Lets illustrate the connection between wavefronts and rays using a seismic example. Have a look at the following animation.

The color represents a propagating wavefront due to a point source and the arrows are rays showing the direction of propagation. Note how the rays represent how the wavefront is bent when it hits the interface between two layers in the earth. They are always normal to the wavefront.

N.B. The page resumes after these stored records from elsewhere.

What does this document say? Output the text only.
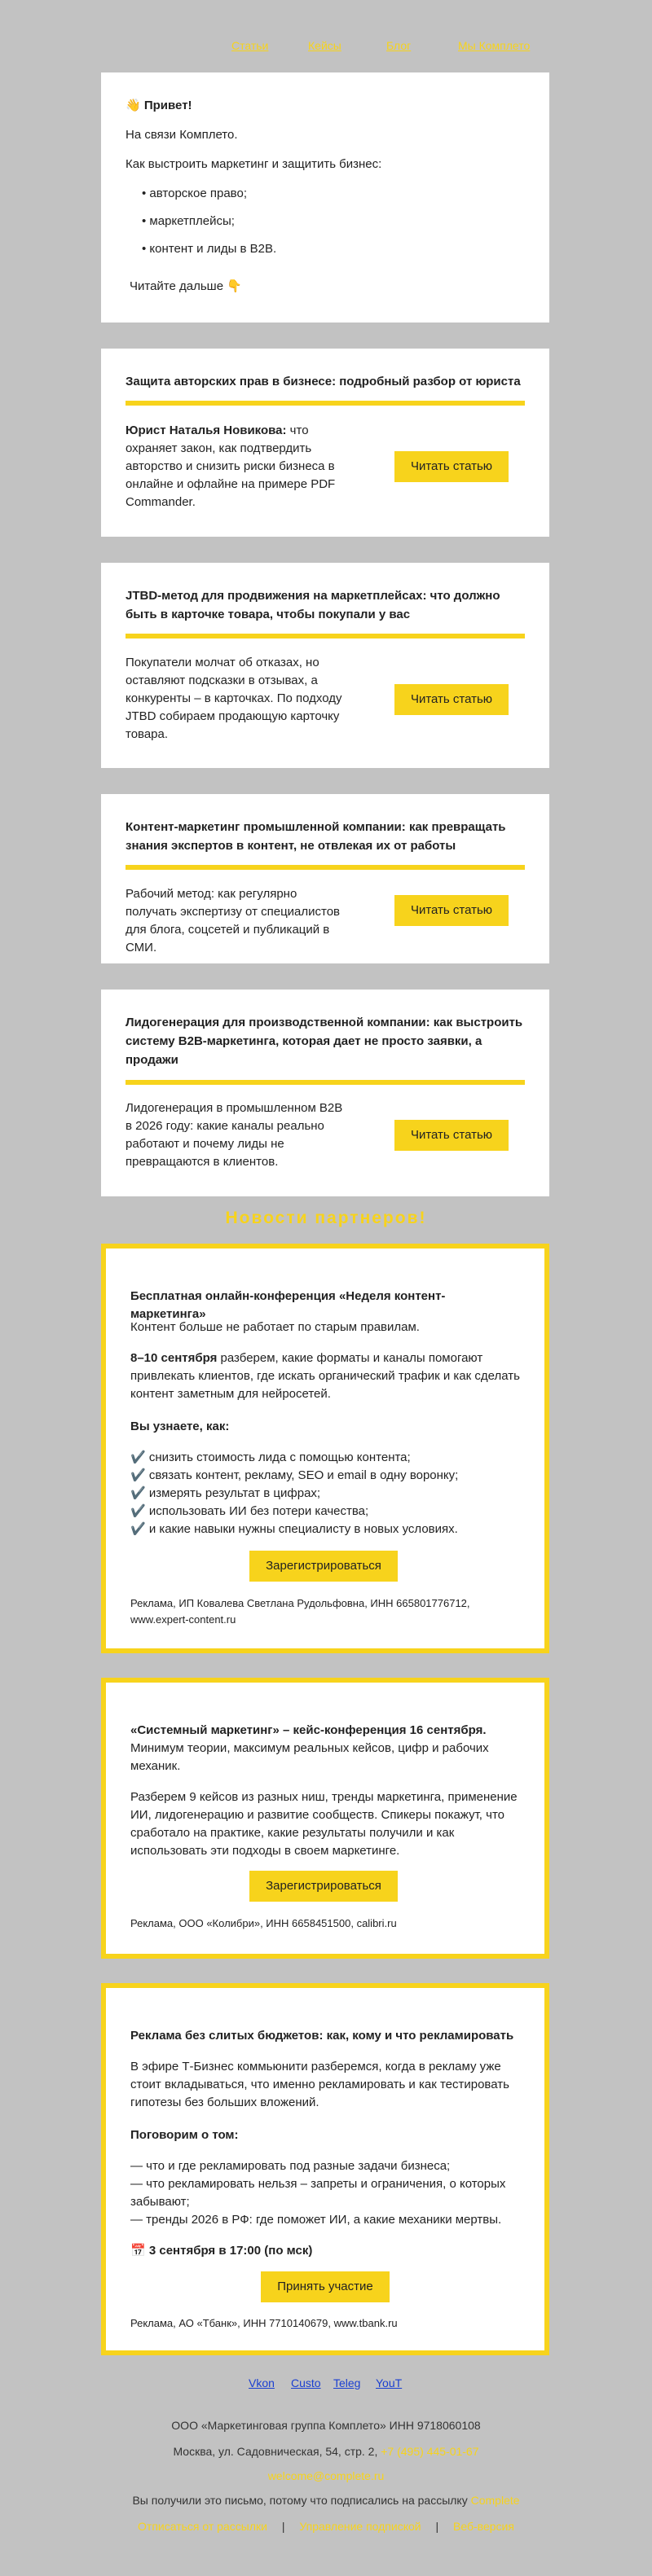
Статьи	Кейсы	Блог	Мы Комплето
👋 Привет!
На связи Комплето.
Как выстроить маркетинг и защитить бизнес:
• авторское право;
• маркетплейсы;
• контент и лиды в B2B.
Читайте дальше 👇
Защита авторских прав в бизнесе: подробный разбор от юриста
Юрист Наталья Новикова: что охраняет закон, как подтвердить авторство и снизить риски бизнеса в онлайне и офлайне на примере PDF Commander.
Читать статью
JTBD-метод для продвижения на маркетплейсах: что должно быть в карточке товара, чтобы покупали у вас
Покупатели молчат об отказах, но оставляют подсказки в отзывах, а конкуренты – в карточках. По подходу JTBD собираем продающую карточку товара.
Читать статью
Контент-маркетинг промышленной компании: как превращать знания экспертов в контент, не отвлекая их от работы
Рабочий метод: как регулярно получать экспертизу от специалистов для блога, соцсетей и публикаций в СМИ.
Читать статью
Лидогенерация для производственной компании: как выстроить систему B2B-маркетинга, которая дает не просто заявки, а продажи
Лидогенерация в промышленном B2B в 2026 году: какие каналы реально работают и почему лиды не превращаются в клиентов.
Читать статью
Новости партнеров!
Бесплатная онлайн-конференция «Неделя контент-маркетинга»
Контент больше не работает по старым правилам.
8–10 сентября разберем, какие форматы и каналы помогают привлекать клиентов, где искать органический трафик и как сделать контент заметным для нейросетей.
Вы узнаете, как:
✔️ снизить стоимость лида с помощью контента;
✔️ связать контент, рекламу, SEO и email в одну воронку;
✔️ измерять результат в цифрах;
✔️ использовать ИИ без потери качества;
✔️ и какие навыки нужны специалисту в новых условиях.
Зарегистрироваться
Реклама, ИП Ковалева Светлана Рудольфовна, ИНН 665801776712,
www.expert-content.ru
«Системный маркетинг» – кейс-конференция 16 сентября. Минимум теории, максимум реальных кейсов, цифр и рабочих механик.
Разберем 9 кейсов из разных ниш, тренды маркетинга, применение ИИ, лидогенерацию и развитие сообществ. Спикеры покажут, что сработало на практике, какие результаты получили и как использовать эти подходы в своем маркетинге.
Зарегистрироваться
Реклама, ООО «Колибри», ИНН 6658451500, calibri.ru
Реклама без слитых бюджетов: как, кому и что рекламировать
В эфире Т-Бизнес коммьюнити разберемся, когда в рекламу уже стоит вкладываться, что именно рекламировать и как тестировать гипотезы без больших вложений.
Поговорим о том:
— что и где рекламировать под разные задачи бизнеса;
— что рекламировать нельзя – запреты и ограничения, о которых забывают;
— тренды 2026 в РФ: где поможет ИИ, а какие механики мертвы.
📅 3 сентября в 17:00 (по мск)
Принять участие
Реклама, АО «Тбанк», ИНН 7710140679, www.tbank.ru
Vkon Custo Teleg YouT
ООО «Маркетинговая группа Комплето» ИНН 9718060108
Москва, ул. Садовническая, 54, стр. 2, +7 (495) 445-01-67
welcome@complete.ru
Вы получили это письмо, потому что подписались на рассылку Complete
Отписаться от рассылки | Управление подпиской | Веб-версия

It is common in seismic processing and interpretation to represent waves as plane waves, that is, waves whose wavefronts are straight lines rather than circles. The wavefronts maintain a circular shape when propagating in a uniform medium but as they expand away from the source the circles get larger and larger, to the point where the curvature is negligible and they can be approximated as planes. this is illustrated in the figure below

../../_images/Sonar_Principle_EN-modified-from-wikipedia-radar-article.svg.png — Fig. 63 Adapted from Wikipedia, licensed under CC BY 3.0.¶

Attenuation¶

The amplitude of seismic waves falls off with distance from the source. There are two primary reasons:

Geometrical spreading - that is, energy falls off as \(1/r^2\) and hence the amplitude falls of as \(1/r\).
Earth materials are not perfectly elastic. Some frictional heating occurs as the waves propagate through the earth. This is often described as “absorption” and the absorption coefficient expresses the proportion of energy lost as the wave travels a distance of one wavelength. The figure here shows the progressive change of shape of an original spike pulse during its propagation through the ground due to the effects of absorption (after Anstey 1977.) The spike’s shape changes as well as experiencing reduced amplitude. This is because the different frequencies making up the pulse decay at different rates - in fact, higher frequencies decay more rapidly than lower frequencies. This is easily observed on earthquake signals that have been recorded at different locations. As noted above in the context of surface waves, such frequency dependent behavior is called dispersion.